LeetCode Solutions Blog

Special Permutations

Number: 2848

Difficulty: Medium

Paid? No

Companies: N/A

Problem Description

Given an array of distinct positive integers, count the number of permutations such that for every adjacent pair, either the left element is divisible by the right element or vice versa. The answer should be computed modulo 10^9 + 7.

Key Insights

Use Dynamic Programming with Bitmasking to explore all permutations.
The state dp[mask][i] represents the number of ways to form a permutation ending at index i using the set of elements indicated by mask.
Precompute a 2D boolean matrix to quickly check the divisibility condition between any two numbers.
The small input size (n <= 14) makes a 2^n * n DP feasible.

Space and Time Complexity

Time Complexity: O(n^2 * 2^n) Space Complexity: O(n * 2^n)

Solution

We use Bitmask Dynamic Programming. First, we precompute a matrix valid such that valid[i][j] is true if either nums[i] % nums[j] == 0 or nums[j] % nums[i] == 0. We then initialize a dp table with dimensions (1 << n) x n where each dp[mask][i] holds the number of ways to form a permutation ending with element i using indices in mask. The recurrence extends the current permutation by trying all unused elements that satisfy the special condition with the current last element.
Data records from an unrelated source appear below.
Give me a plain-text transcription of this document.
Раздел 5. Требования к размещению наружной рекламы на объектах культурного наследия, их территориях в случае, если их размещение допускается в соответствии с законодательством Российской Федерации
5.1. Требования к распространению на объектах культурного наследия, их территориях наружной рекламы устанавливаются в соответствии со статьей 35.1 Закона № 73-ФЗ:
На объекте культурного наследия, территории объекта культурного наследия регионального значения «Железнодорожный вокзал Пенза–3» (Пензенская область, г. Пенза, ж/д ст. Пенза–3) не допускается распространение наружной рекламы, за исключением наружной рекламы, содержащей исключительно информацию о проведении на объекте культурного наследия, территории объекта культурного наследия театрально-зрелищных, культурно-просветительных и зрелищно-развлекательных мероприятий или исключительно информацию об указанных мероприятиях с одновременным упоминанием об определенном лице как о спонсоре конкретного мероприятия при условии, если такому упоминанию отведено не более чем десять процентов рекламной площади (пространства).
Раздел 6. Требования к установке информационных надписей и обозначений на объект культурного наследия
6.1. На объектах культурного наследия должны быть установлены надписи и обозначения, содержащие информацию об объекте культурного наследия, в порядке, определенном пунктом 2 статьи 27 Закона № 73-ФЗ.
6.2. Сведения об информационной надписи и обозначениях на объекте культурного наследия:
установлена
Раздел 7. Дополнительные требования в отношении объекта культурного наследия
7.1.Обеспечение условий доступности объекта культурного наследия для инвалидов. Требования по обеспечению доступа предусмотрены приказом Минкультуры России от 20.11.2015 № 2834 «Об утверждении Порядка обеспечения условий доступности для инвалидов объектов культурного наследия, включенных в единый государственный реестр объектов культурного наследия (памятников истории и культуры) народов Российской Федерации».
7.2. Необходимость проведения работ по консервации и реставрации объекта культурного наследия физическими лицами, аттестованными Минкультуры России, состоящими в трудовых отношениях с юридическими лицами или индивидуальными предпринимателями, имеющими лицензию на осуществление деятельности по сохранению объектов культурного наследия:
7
Finally, we sum the ways for the full mask over all ending indices and return the result modulo 10^9+7.

Code Solutions

# Python implementation
MOD = 10**9 + 7

def specialPermutations(nums):
    n = len(nums)
    # Precompute the valid connectivity matrix
    valid = [[False] * n for _ in range(n)]
    for i in range(n):
        for j in range(n):
            if i != j:
                # Check if either divides the other
                if nums[i] % nums[j] == 0 or nums[j] % nums[i] == 0:
                    valid[i][j] = True

    # dp[mask][i]: ways to form permutation with indices in mask finishing with index i
    dp = [[0] * n for _ in range(1 << n)]
    # Initialization: start permutation with each number
    for i in range(n):
        dp[1 << i][i] = 1

    # Iterate over all masks
    for mask in range(1 << n):
        for last in range(n):
            # If last is in current mask and there exists a valid count 
            if (mask & (1 << last)) and dp[mask][last] > 0:
                # Try adding any index j that is not in mask
                for j in range(n):
                    if mask & (1 << j) == 0 and valid[last][j]:
                        dp[mask | (1 << j)][j] = (dp[mask | (1 << j)][j] + dp[mask][last]) % MOD

    # Sum up the results for the mask with all elements used
    full_mask = (1 << n) - 1
    result = sum(dp[full_mask][i] for i in range(n)) % MOD
    return result

# Example usage:
nums = [2, 3, 6]
print(specialPermutations(nums))  # Expected output: 2